In a cohort of 594 subjects, a negative association between glomerular filtration rate and plasma PCSK9 was found. Atherosclerotic cardiovascular disease, as co-morbidity, further increased PCSK9 plasma levels. Diet-induced uremic condition in rats led to aortic calcification and increased total cholesterol and Pcsk9 levels in plasma, livers, and kidneys. Both human and rat SMCs overexpressing human PCSK9 (SMCs), cultured in a pro-calcific environment (2.0 mM or 2.4 mM inorganic phosphate, P) showed a significantly higher extracellular calcium (Ca) deposition compared to control SMCs. The addition of recombinant human PCSK9 did not increase the extracellular calcification of SMCs, suggesting the involvement of intracellular PCSK9. Accordingly, the further challenge with evolocumab did not affect calcium deposition in hSMCs.
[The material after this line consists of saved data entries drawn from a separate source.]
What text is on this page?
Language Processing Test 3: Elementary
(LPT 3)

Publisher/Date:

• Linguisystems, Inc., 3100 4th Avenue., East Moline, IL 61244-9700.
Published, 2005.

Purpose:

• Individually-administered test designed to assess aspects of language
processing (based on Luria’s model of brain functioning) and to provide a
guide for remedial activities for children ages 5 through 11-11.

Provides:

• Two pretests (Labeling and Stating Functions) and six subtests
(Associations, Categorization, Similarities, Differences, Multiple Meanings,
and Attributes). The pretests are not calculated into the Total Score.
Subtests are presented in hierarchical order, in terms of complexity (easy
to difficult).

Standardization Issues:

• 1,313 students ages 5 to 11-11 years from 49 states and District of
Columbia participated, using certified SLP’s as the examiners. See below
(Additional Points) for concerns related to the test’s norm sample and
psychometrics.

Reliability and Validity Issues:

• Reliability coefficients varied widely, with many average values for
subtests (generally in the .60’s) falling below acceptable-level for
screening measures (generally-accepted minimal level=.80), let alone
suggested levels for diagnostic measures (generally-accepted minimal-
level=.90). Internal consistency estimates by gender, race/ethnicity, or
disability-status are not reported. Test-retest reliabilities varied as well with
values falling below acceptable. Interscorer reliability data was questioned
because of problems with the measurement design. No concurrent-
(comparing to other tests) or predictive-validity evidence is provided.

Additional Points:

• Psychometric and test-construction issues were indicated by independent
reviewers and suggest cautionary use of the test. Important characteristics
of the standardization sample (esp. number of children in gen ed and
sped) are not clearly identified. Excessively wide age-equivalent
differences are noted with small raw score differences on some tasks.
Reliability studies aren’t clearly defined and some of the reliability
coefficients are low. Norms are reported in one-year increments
Under pro-calcific conditions, SMCs released a higher number of extracellular vesicles (EVs) positive for three tetraspanin molecules, such as CD63, CD9, and CD81. EVs derived from SMCs tended to be more enriched in calcium and alkaline phosphatase (ALP), compared to EVs from control SMCs. In addition, PCSK9 has been detected in SMCs-derived EVs. Finally, SMCs showed an increase in pro-calcific markers, namely bone morphogenetic protein 2 and ALP, and a decrease in anti-calcific mediator matrix GLA protein and osteopontin.

CONCLUSIONS

Our study reveals a direct role of PCSK9 on vascular calcification induced by higher inorganic phosphate levels associated with renal impairment. This effect appears to be mediated by a switch towards a pro-calcific phenotype of SMCs associated with the release of EVs containing Ca and ALP.